Ciò, nonostante il cambio al vertice sia stato messo a segno. E i giovani leader del Pd interpretino il partito come una comunità politica in cui si discute, «anche aspramente», ma alla fine si prende una decisione. Una. Da rispettare. Anche a costo di tarpare in parte la propria sensibilità come si prepara a fare Serracchiani sulle unioni civili, tirate in ballo ieri sera per spiegare come vorrebbe si vivesse in casa Pd.
«Sulle Unioni civili vorrei una cosa più forte di quella che probabilmente andremo ad approvare. Dirò la mia opinione, ma poi, quando si voterà, difenderò la decisione del partito. Cercherò di spiegarla». E rispettarla. Le minoranze sono avvertite. Non solo quelle dem.
Dalla politica nazionale, Serracchiani ieri è passata infatti ai temi caldi di casa nostra che hanno spinto sulle barricate la minoranza in consiglio sì, ma anche sindaci e cittadini. Anzitutto un dato.

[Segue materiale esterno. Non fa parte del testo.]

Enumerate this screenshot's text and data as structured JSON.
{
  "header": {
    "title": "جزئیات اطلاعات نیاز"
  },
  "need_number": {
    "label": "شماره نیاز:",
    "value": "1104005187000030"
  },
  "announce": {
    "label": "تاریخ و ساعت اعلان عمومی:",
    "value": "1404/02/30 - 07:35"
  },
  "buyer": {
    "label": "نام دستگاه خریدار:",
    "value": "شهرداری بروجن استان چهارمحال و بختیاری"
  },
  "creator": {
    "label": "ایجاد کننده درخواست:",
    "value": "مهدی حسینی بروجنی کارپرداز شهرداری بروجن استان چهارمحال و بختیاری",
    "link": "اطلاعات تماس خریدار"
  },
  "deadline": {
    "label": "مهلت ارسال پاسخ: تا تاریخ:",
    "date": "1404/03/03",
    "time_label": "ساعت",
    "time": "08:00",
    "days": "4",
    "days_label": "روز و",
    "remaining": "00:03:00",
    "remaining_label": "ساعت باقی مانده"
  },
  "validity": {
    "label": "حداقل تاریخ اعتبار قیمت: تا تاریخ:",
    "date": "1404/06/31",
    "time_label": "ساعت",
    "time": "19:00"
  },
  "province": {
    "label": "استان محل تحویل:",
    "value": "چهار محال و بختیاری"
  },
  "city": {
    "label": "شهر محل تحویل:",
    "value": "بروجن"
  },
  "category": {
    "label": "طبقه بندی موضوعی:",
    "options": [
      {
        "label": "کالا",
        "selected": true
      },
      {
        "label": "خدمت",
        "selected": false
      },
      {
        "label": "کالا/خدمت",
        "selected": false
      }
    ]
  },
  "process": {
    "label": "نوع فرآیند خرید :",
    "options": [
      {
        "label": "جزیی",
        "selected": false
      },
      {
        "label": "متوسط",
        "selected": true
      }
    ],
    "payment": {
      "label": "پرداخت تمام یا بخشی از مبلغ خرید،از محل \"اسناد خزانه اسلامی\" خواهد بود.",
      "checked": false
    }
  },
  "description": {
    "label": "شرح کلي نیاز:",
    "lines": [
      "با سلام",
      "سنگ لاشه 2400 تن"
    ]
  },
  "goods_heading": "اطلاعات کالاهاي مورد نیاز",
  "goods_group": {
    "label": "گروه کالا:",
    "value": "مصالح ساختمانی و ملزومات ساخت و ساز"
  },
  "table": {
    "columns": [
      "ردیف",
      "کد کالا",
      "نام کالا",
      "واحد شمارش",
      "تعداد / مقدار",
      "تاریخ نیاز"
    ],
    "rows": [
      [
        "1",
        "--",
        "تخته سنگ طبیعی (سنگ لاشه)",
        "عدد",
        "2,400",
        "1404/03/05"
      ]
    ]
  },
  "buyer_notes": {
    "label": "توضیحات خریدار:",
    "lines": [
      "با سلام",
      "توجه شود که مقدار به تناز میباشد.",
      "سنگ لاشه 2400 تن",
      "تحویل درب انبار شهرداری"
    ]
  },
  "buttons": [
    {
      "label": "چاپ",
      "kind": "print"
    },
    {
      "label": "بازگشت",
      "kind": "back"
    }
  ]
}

Diciassette ospedali pubblici in una regione di appena un milione di abitanti sono per Serracchiani la dimostrazione «che avevamo una sanità superata dalla storia, che negli ultimi 10 anni è cresciuta nei costi, ma non nei servizi». La rivoluzione scritta sulla carta dalla giunta regionale per la sanità del Fvg è oggi un cantiere aperto.
Qualche esempio? «Cividale ha ora un dipartimento di salute mentale sulle 24 ore. L’ospedale di Gemona diverrà un polo riabilitativo a livello regionale, il pronto soccorso di Udine avrà più spazio e il ticket sanitario (come promesso) è stato abolito», ha rivendicato Serracchiani. Dalla sanità agli enti locali: «Se i sindaci si mettessero insieme a gestissero le Uti per alcuni servizi non solo risparmierebbero, ma avremmo più risorse in più», ha rilanciato la presidente dando voce all’ennesimo appello all’unità prima di rassicurare il pubblico: «Non perderete il Comune o l’ufficio».

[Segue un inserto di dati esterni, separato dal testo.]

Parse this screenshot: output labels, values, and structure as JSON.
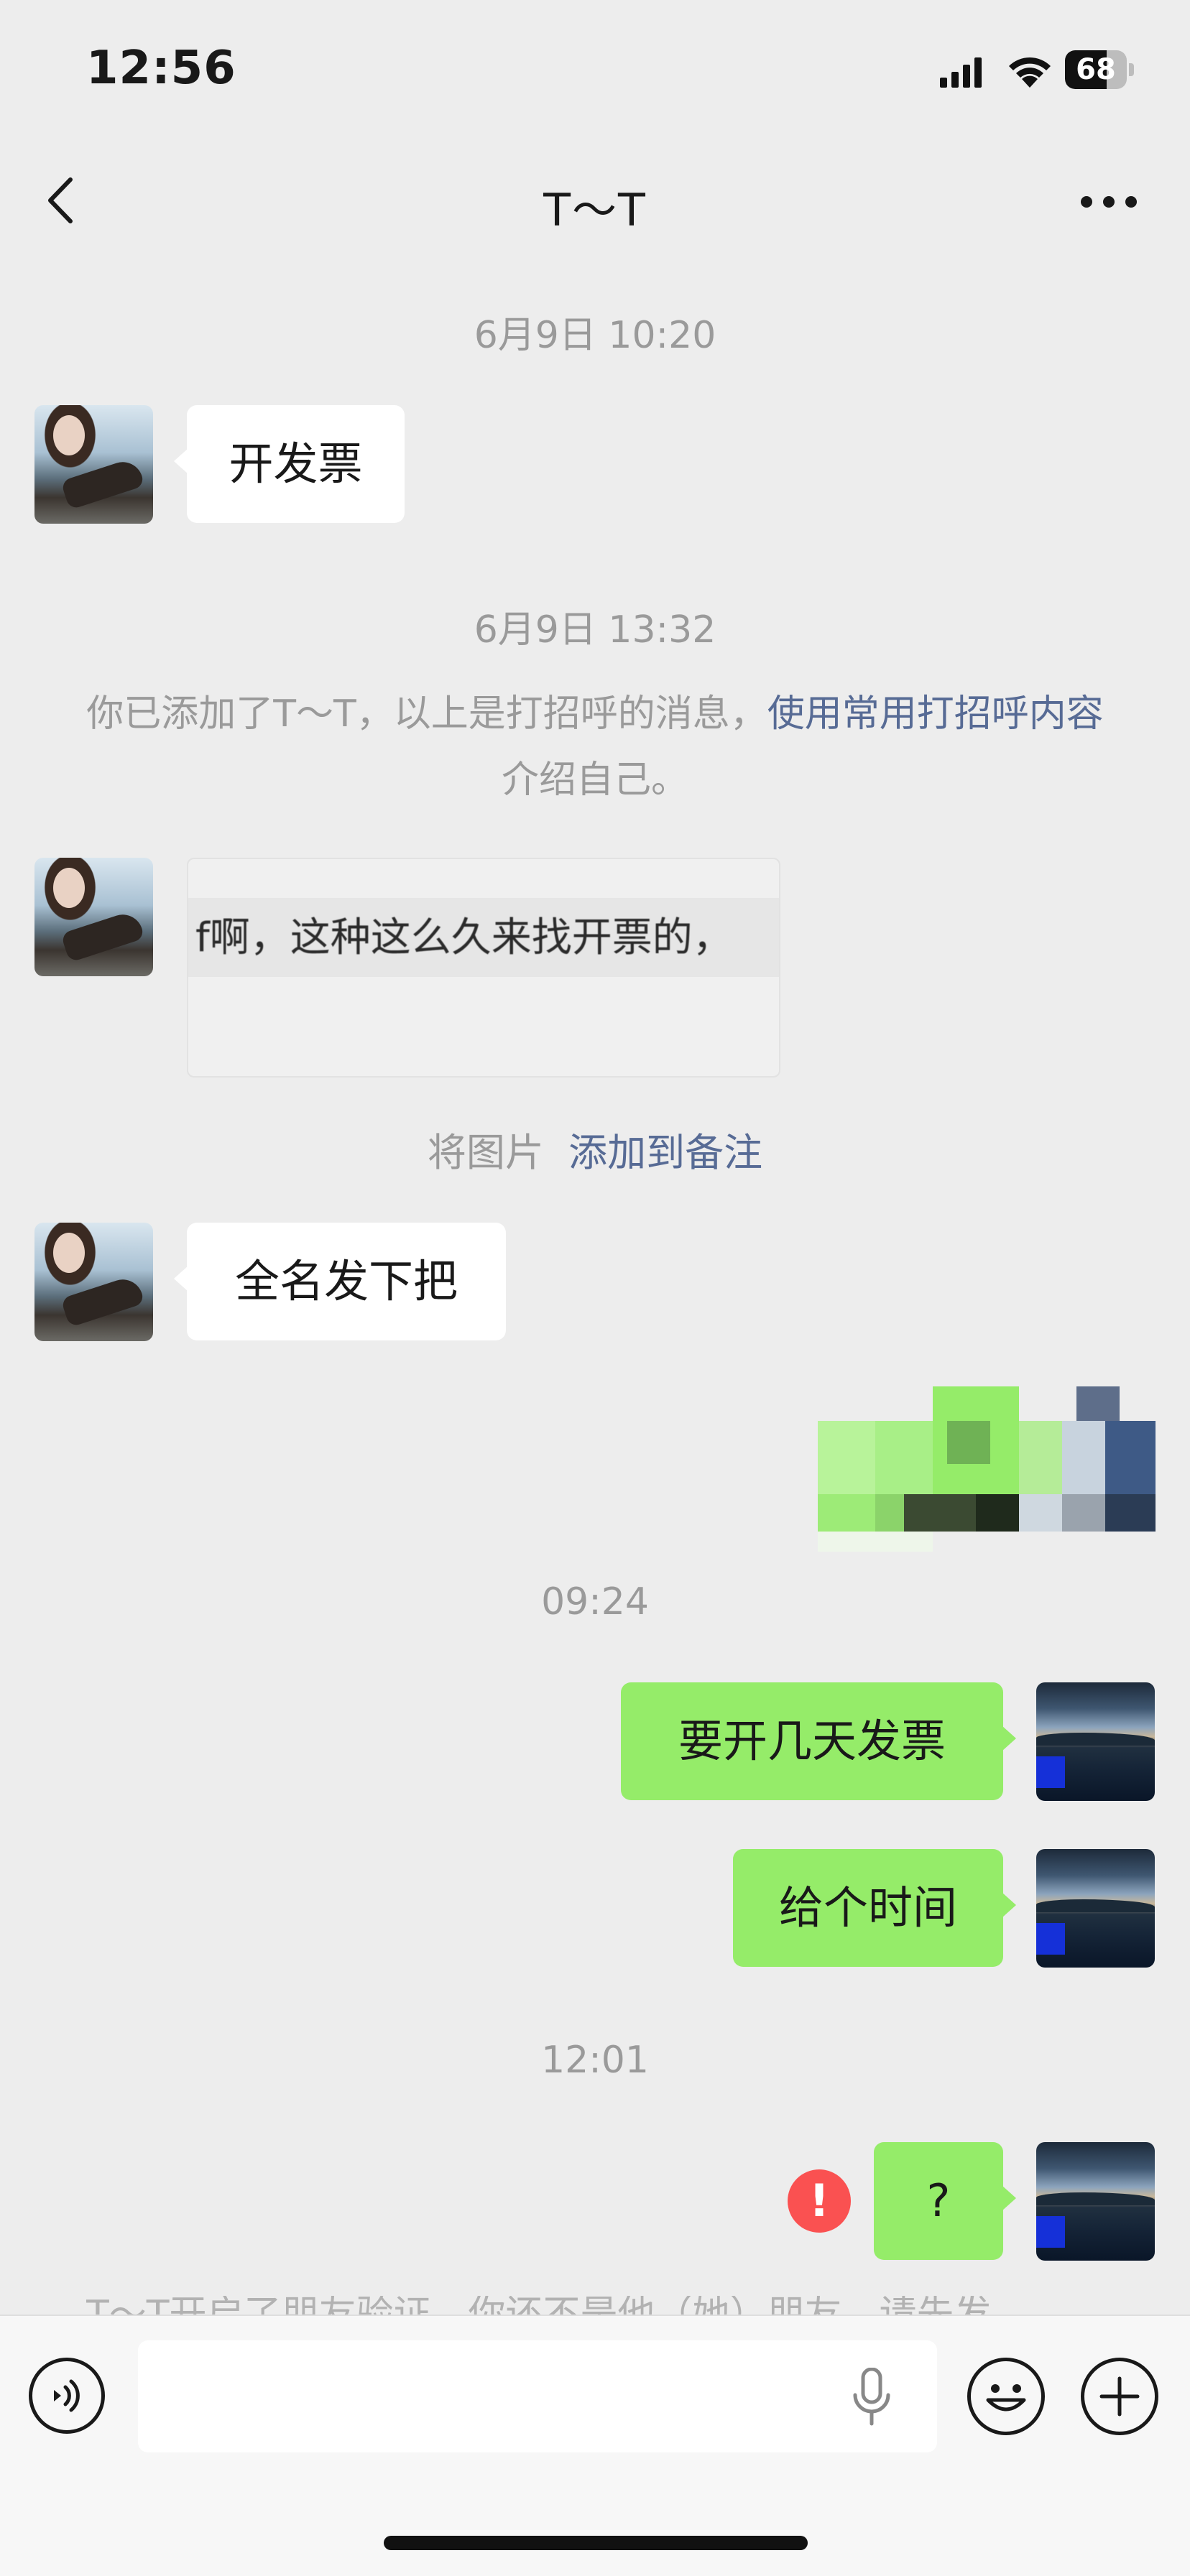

Sull’elettrodotto ad Aquileia Serracchiani è andata elegantemente all’attacco del Consiglio di Stato. «Ho letto le carte della sentenza e mi viene il dubbio che chi ha preso quella decisione non sapesse che il 70 per cento dell’opera è già stata realizzata». Il rischio che i cantieri restino fermi per lungo tempo ha spinto la presidente ad alzare la voce:
«Accadrà che i nuovi piloni resteranno lì ma non funzioneranno, che resteranno pure quelli vecchi anziché essere dismessi e che Abs non potendo giovarsi del collegamento se ne andrà in Serbia. Sapete quanti posti di lavoro garantisce Abs?».
Dinanzi alla solita manina anti-impresa ha ribadito: «Non so se possiamo permetterci di essere questo Paese». Ea a chi si oppone all’opera «chiederei di non usare l’energia».
Se per l’elettrodotto il dilemma è tra crescita e “decrescita”, nel caso immigrati è tra gestire l’emergenza o viverla passivamente.
«La Regione ha deciso di occuparsene evitando i grandi assembramenti». Nonostante l’impegno, la diffidenza tra la gente resta. «Ma cosa dobbiamo fare? Se domani toccasse a vostro figlio – ha concluso Serracchiani – dall’altra parte del mare vorreste che trovasse Zaia, Maroni o Salvini?».